Falta de conexão coloca em risco quem usa a bicicleta em São José dos Campos

Inação do poder público expõe a risco ciclistas e pedestres em São José dos Campos. Uma ligação centro-sul é urgente na cidade.

Ciclista usa estreito trecho em terra no sentido São Paulo-Rio de Janeiro, para conseguir alguma segurança. Foto: Coletivo de Ciclistas de São José dos Campos

Conectar ciclovias existentes é, sem dúvida, uma necessidade urgente da maioria das cidades brasileiras que conta com essa infraestrutura.

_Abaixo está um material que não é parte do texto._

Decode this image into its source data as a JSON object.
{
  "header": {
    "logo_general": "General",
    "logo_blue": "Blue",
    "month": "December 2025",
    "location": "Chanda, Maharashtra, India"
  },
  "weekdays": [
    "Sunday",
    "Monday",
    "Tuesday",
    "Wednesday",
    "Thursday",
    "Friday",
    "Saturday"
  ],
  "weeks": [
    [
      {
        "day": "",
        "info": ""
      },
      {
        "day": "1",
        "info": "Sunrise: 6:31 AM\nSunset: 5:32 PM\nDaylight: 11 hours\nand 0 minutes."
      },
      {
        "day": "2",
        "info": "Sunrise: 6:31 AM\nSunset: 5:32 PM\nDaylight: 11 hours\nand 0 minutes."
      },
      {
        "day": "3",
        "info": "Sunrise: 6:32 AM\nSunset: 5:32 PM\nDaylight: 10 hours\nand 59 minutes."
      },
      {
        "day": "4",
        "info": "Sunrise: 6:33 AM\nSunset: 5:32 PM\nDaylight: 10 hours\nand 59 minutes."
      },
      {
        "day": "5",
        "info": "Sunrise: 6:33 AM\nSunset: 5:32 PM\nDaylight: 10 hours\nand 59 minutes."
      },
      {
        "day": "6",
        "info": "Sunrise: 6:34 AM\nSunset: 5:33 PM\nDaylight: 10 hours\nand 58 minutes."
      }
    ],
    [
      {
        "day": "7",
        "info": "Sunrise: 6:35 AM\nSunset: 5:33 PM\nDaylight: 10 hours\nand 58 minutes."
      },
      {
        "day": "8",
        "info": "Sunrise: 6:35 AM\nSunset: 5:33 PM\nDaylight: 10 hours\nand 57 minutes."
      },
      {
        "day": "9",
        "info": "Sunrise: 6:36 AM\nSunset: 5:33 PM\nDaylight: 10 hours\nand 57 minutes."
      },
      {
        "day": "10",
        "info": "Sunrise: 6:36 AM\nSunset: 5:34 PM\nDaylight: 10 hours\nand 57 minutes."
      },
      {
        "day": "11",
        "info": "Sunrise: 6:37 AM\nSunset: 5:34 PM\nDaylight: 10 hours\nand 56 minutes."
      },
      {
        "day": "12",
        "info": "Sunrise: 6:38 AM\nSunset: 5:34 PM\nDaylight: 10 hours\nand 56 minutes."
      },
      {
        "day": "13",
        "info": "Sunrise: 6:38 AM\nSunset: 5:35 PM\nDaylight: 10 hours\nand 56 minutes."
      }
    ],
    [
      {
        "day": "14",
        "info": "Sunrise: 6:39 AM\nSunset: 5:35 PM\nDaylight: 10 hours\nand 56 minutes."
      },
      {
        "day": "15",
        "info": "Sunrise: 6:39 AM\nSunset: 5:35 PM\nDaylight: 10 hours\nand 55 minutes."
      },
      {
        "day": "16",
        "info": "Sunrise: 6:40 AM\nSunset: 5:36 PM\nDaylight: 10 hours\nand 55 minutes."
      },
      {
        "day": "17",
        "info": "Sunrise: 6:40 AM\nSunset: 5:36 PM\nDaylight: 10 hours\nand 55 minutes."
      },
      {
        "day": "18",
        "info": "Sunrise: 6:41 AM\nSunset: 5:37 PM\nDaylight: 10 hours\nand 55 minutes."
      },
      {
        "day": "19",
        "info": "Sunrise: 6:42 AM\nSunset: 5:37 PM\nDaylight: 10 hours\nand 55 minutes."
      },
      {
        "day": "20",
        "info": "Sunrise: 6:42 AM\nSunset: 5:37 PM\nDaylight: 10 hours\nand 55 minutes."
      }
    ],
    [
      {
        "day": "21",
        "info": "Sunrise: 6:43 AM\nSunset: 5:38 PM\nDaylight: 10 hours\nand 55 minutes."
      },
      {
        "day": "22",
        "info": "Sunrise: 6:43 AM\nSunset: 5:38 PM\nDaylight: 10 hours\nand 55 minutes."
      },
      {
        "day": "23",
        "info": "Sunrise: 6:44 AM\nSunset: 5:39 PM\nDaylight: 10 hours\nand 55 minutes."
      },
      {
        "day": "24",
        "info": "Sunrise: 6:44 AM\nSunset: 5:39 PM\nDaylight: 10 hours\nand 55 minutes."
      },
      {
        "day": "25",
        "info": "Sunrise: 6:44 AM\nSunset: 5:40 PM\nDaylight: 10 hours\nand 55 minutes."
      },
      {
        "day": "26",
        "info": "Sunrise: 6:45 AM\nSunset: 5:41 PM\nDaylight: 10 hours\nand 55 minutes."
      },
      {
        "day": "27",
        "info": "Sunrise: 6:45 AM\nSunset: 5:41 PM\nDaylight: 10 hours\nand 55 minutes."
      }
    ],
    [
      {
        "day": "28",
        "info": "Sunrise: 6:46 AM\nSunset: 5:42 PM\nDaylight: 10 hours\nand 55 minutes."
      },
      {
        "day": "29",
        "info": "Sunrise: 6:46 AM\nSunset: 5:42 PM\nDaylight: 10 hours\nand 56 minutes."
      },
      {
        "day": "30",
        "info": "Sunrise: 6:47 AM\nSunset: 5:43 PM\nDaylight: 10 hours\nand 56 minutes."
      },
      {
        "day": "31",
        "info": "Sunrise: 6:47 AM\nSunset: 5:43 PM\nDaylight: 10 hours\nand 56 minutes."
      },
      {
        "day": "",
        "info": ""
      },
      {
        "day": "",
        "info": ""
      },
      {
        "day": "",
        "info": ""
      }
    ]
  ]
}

No caso de São José dos Campos, município a 90 km de São Paulo, não há dúvidas sobre a conexão centro-sul ser a necessidade maior, já que a cidade é cortada no meio por uma grande rodovia, a Presidente Dutra (BR-116).

É alto o risco ao qual estão expostos os ciclistas (e também pedestres) que vencem a ligação centro-sul, pois embora exista a chamada passarela do Vale Sul cruzando a rodovia, em frente ao shopping de mesmo nome, todos os demais trajetos ao redor – rodovia Dutra, suas marginais e anel viário – são completamente desprovidos de espaços destinados à circulação de bicicletas. Somente vence com segurança a transposição da Dutra e seus arredores quem circula em meios motorizados de transporte.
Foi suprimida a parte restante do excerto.